Tuesday, February 8, 2011

Perception, Accumulation, Circulation and Materialization: The Employment of Objects by the Grange Prize Nominees

By Joan Wilson







The Grange Prize exhibition at the Art Gallery of Ontario (September 22 2010- January 30 2011) brings together the work of Josh Brand, Kristan Horton, Moyra Davey, and Leslie Hewitt. Each artist creates photographs in a different way, addressing particular ideas, while they all share a commonality: the use or representation of objects. Visually, the work of each artist is distinct, but they all draw on the theme of objects, whether it is through the creation, the subject matter, the use, or the concept of the photograph.
Upon entering the exhibition, the first artist’s work to be viewed is that of Josh Brand. Situated in their own small area of the space, the immediate striking feature of Brand’s seven photographs is their small scale. With so many contemporary photographers presenting work at such large scales, the intimacy of Brand’s images is refreshing. The photographs, abstract in nature, present a connection between the artist and the final object. Portraying only lines and shapes, there is no sense of the involvement of a camera in the process of his work. The viewer is lead to imagine the artist in the darkroom delicately and thoughtfully creating the photographs. All chromogenic and silver gelatin prints, the images reference the tactility of traditional photographic techniques. It is unclear what objects Brand would have used to create the photographs, but it is clear that his process is a key element to the concept of his work. This uncertainty itself evokes feelings of fragmented memory, altered perception, and abstract thoughts when viewing his photographs.
The next artist to be viewed is Kristan Horton, whose work is located adjacent to Brand’s in a separate room. Of the three separate series of works, Horton’s Orbits (2009) series is the most compelling, drawing the viewer in with questions concerning the subjects the images are actually portraying. In contrast to Brand’s photographs, Horton’s Orbits are large-scale prints at 135x102 cm. Three from the series are displayed: Doorknob, Dark Center and The Original. The images portray piles of random objects photographed from above. Many of the items are indistinguishable, but one does not get the sense that the specificity of the objects is the focus of the photographs. When closely viewing the images, it can be seen that some of the objects are repeated and overlapping with each other, creating a sense of accumulation, time and space.
When entering the next room, Moyra Davey and Leslie Hewitt’s works are seen. Davey displays three separate bodies of work: a video piece, and two photographic series. The first photographic series, Copper Heads (1990), shows three magnified images of the Abraham Lincoln side of the American penny. Although each photograph is of the same object, they are all strikingly different in texture and colour, alluding to the individual ‘experience’ of each penny. Davey’s second series, The Whites of your Eyes (For Bill Horrigan) (2010), displays twenty-four photographs in a grid. The photographs themselves are of daily life, coffee cups, the newspaper, etc., but the prints have been folded and have writing and postage on them, breaking away from conventional ways of thinking about fine art photography, in terms of treating a photograph so delicately.
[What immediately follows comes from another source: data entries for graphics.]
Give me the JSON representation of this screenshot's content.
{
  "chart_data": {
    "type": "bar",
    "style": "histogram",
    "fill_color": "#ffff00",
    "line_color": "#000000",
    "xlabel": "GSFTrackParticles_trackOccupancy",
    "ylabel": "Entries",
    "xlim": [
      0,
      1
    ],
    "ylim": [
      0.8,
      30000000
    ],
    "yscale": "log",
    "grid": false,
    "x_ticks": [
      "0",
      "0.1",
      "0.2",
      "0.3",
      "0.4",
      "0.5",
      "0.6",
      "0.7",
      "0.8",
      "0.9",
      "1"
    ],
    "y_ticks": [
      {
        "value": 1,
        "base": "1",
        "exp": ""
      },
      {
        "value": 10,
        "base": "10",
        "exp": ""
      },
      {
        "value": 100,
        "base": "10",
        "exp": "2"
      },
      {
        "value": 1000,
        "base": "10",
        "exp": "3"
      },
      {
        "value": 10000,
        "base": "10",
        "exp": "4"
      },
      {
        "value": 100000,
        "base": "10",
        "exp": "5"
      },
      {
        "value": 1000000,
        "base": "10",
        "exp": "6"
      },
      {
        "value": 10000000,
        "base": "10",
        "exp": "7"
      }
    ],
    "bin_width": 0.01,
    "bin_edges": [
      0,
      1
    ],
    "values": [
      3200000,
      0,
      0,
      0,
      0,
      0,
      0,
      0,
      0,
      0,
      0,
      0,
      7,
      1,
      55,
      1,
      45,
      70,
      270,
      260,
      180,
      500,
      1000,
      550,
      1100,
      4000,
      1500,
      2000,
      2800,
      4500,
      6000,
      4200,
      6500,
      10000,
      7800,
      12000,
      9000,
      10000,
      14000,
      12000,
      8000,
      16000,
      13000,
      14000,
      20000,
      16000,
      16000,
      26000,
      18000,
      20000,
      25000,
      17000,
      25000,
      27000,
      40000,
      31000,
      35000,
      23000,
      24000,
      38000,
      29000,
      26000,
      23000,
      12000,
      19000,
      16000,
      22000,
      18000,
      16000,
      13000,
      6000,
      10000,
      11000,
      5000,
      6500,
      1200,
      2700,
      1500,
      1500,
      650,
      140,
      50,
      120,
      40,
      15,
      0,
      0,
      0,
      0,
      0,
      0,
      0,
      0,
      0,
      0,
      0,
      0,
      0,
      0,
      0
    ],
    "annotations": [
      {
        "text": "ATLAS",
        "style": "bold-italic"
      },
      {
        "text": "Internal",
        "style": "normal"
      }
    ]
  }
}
These images have been mailed; they have been handled and damaged, but there is still a sense of preciousness to them. By folding and mailing the photographs, Davey has actually turned them into objects to be handled. Although these two bodies of work were made twenty years apart, there is a distinct connection between them; both examine the circulation of an object and the physical indications of its experiences in circulation.
Leslie Hewitt displays three photographs from her Midday Series (2009). The two most striking images are her large 132x159 cm chromogenic prints mounted in wood frames that sit on the floor of the gallery. The photographs themselves portray objects leaning against a blank white wall, which is mirrored in the way the photographs are then displayed. As noted by Hewitt, her interest in sculpture and the materiality of objects drove her to create the pieces that occupy space within the gallery. By mounting the photographs and setting them on the floor, Hewitt is turning them back into a physical object, which the viewer is then more strongly confronted by. The objects in the photographs at first seem arbitrary, but the inclusion of snapshots- most likely family snapshots, references a personal history.
Whether the nominees for the Grange Prize were chosen individually, or in conjunction with one another, their works have an undeniable connection. They all exclude the actual representation of people in their photographs, instead examining human traces left in the form of objects.